Mais la diminution des réserves et des exportations de la Bolivie met en évidence une vulnérabilité commune en Amérique latine, où la plupart des économies dépendent fortement des produits de base, qui sont sensibles aux fluctuations des prix mondiaux, aux phénomènes météorologiques et à l'humeur politique.

Une grande sécheresse en Argentine a mis à mal la production et les réserves de céréales, mettant en péril un accord de dette de 44 milliards de dollars avec le Fonds monétaire international. Au Pérou, deuxième producteur mondial de cuivre, les investissements miniers devraient chuter de 19 % cette année et la production a plafonné en raison des troubles politiques persistants.

Alberto Ramos, économiste spécialiste de l'Amérique latine chez Goldman Sachs, a déclaré que les gouvernements brésilien, chilien et colombien adoptaient de plus en plus des politiques d'impôts élevés et de dépenses dans le secteur public.

"Le modèle s'oriente désormais vers un très grand État, une approche axée sur les impôts et les dépenses", a-t-il déclaré. "C'est problématique étant donné que le secteur public est un très mauvais dépensier.
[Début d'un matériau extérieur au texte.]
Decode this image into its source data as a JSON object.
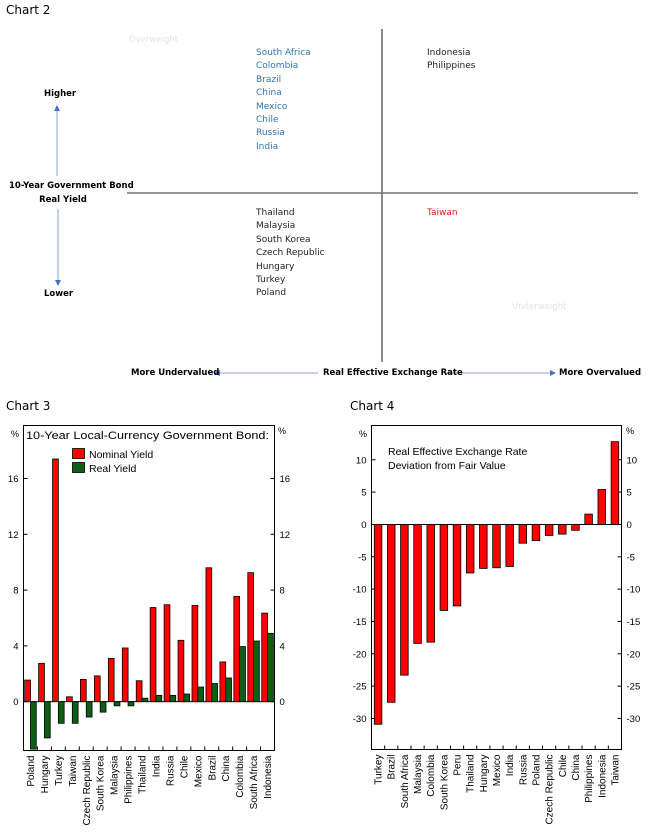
{
  "chart2": {
    "title": "Chart 2",
    "type": "quadrant",
    "y_axis": {
      "title_line1": "10-Year Government Bond",
      "title_line2": "Real Yield",
      "top_label": "Higher",
      "bottom_label": "Lower"
    },
    "x_axis": {
      "title": "Real Effective Exchange Rate",
      "left_label": "More Undervalued",
      "right_label": "More Overvalued"
    },
    "watermarks": {
      "top_left": "Overweight",
      "bottom_right": "Underweight"
    },
    "quadrants": {
      "upper_left": {
        "color": "#2e75b6",
        "countries": [
          "South Africa",
          "Colombia",
          "Brazil",
          "China",
          "Mexico",
          "Chile",
          "Russia",
          "India"
        ]
      },
      "upper_right": {
        "color": "#222222",
        "countries": [
          "Indonesia",
          "Philippines"
        ]
      },
      "lower_left": {
        "color": "#222222",
        "countries": [
          "Thailand",
          "Malaysia",
          "South Korea",
          "Czech Republic",
          "Hungary",
          "Turkey",
          "Poland"
        ]
      },
      "lower_right": {
        "color": "#e81c1c",
        "countries": [
          "Taiwan"
        ]
      }
    }
  },
  "chart_data": [
    {
      "type": "bar",
      "panel_title": "Chart 3",
      "title": "10-Year Local-Currency Government Bond:",
      "ylabel_left": "%",
      "ylabel_right": "%",
      "ylim": [
        -3.5,
        19.8
      ],
      "yticks": [
        0,
        4,
        8,
        12,
        16
      ],
      "legend_position": "top-left",
      "categories": [
        "Poland",
        "Hungary",
        "Turkey",
        "Taiwan",
        "Czech Republic",
        "South Korea",
        "Malaysia",
        "Philippines",
        "Thailand",
        "India",
        "Russia",
        "Chile",
        "Mexico",
        "Brazil",
        "China",
        "Colombia",
        "South Africa",
        "Indonesia"
      ],
      "series": [
        {
          "name": "Nominal Yield",
          "color": "#ff0000",
          "values": [
            1.55,
            2.75,
            17.4,
            0.35,
            1.6,
            1.85,
            3.1,
            3.85,
            1.5,
            6.75,
            6.95,
            4.4,
            6.9,
            9.6,
            2.85,
            7.55,
            9.25,
            6.35
          ]
        },
        {
          "name": "Real Yield",
          "color": "#0d5e16",
          "values": [
            -3.4,
            -2.6,
            -1.55,
            -1.55,
            -1.1,
            -0.75,
            -0.3,
            -0.3,
            0.25,
            0.45,
            0.45,
            0.55,
            1.05,
            1.3,
            1.7,
            3.95,
            4.35,
            4.9
          ]
        }
      ]
    },
    {
      "type": "bar",
      "panel_title": "Chart 4",
      "title": "Real Effective Exchange Rate Deviation from Fair Value",
      "title_line1": "Real Effective Exchange Rate",
      "title_line2": "Deviation from Fair Value",
      "ylabel_left": "%",
      "ylabel_right": "%",
      "ylim": [
        -34.8,
        15.3
      ],
      "yticks": [
        -30,
        -25,
        -20,
        -15,
        -10,
        -5,
        0,
        5,
        10
      ],
      "categories": [
        "Turkey",
        "Brazil",
        "South Africa",
        "Malaysia",
        "Colombia",
        "South Korea",
        "Peru",
        "Thailand",
        "Hungary",
        "Mexico",
        "India",
        "Russia",
        "Poland",
        "Czech Republic",
        "Chile",
        "China",
        "Philippines",
        "Indonesia",
        "Taiwan"
      ],
      "series": [
        {
          "name": "REER deviation",
          "color": "#ff0000",
          "values": [
            -30.9,
            -27.5,
            -23.3,
            -18.4,
            -18.2,
            -13.3,
            -12.6,
            -7.5,
            -6.8,
            -6.7,
            -6.5,
            -2.9,
            -2.5,
            -1.7,
            -1.5,
            -0.9,
            1.6,
            5.4,
            12.8
          ]
        }
      ]
    }
  ]
}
Cela conduit à une sous-performance macroéconomique... et vous pourriez finir par tomber dans une crise".

Le gouvernement bolivien a cherché à diversifier l'économie, qui dépend trop du gaz, en stimulant la production de soja et de bœuf, tandis que la vente d'or aidera à combler le déficit du budget public - mais seulement pour un court laps de temps.

"Cela a un peu calmé les gens... mais ce montant (provenant de la vente des réserves d'or), 1,3 milliard de dollars, n'est pas suffisant pour la Bolivie", a déclaré l'analyste financier local Jaime Dunn. "Nous sommes dans un moment de calme tendu, où nous devons voir ce qui se passera dans les semaines à venir.

'ACHETER DU TEMPS'

Au début de l'année, certaines banques ont dû faire face à des retraits massifs de dépôts par crainte d'une baisse des réserves, tandis que la demande de dollars sur le marché noir a augmenté, ce qui a mis sous pression la parité du boliviano, qui s'établit à un peu moins de 7 pour un dollar depuis 2008.

En avril, le gouvernement a été contraint de placer le principal prêteur, Banco Fassil, sous administration judiciaire, bien que les autorités aient déclaré qu'il s'agissait d'un cas isolé dû à une mauvaise gestion.

L'agence de notation Moody's a abaissé la note de la dette souveraine de la Bolivie en mars, déclarant que les problèmes de change mettaient "la stabilité macroéconomique en danger pour la Bolivie en général".

Les rendements des obligations souveraines sont montés en flèche, passant de moins de 10 %, où ils se trouvaient depuis des années, à un pic de plus de 40 %, avant de se stabiliser autour de 25 %.

M. Espinoza, ancien directeur de la banque centrale, a déclaré que les récentes turbulences mettaient en péril le "miracle économique" du MAS, le parti socialiste au pouvoir de M. Morales, qui avait dépensé sans compter. Selon lui, le gouvernement devrait changer de tactique.

"Sinon, il nous sera très difficile de parvenir à un scénario de stabilisation des comptes macroéconomiques", a-t-il déclaré. "Si vous ne résolvez pas ce problème, nous continuerons à gagner du temps. Et à un moment donné, l'or va s'épuiser".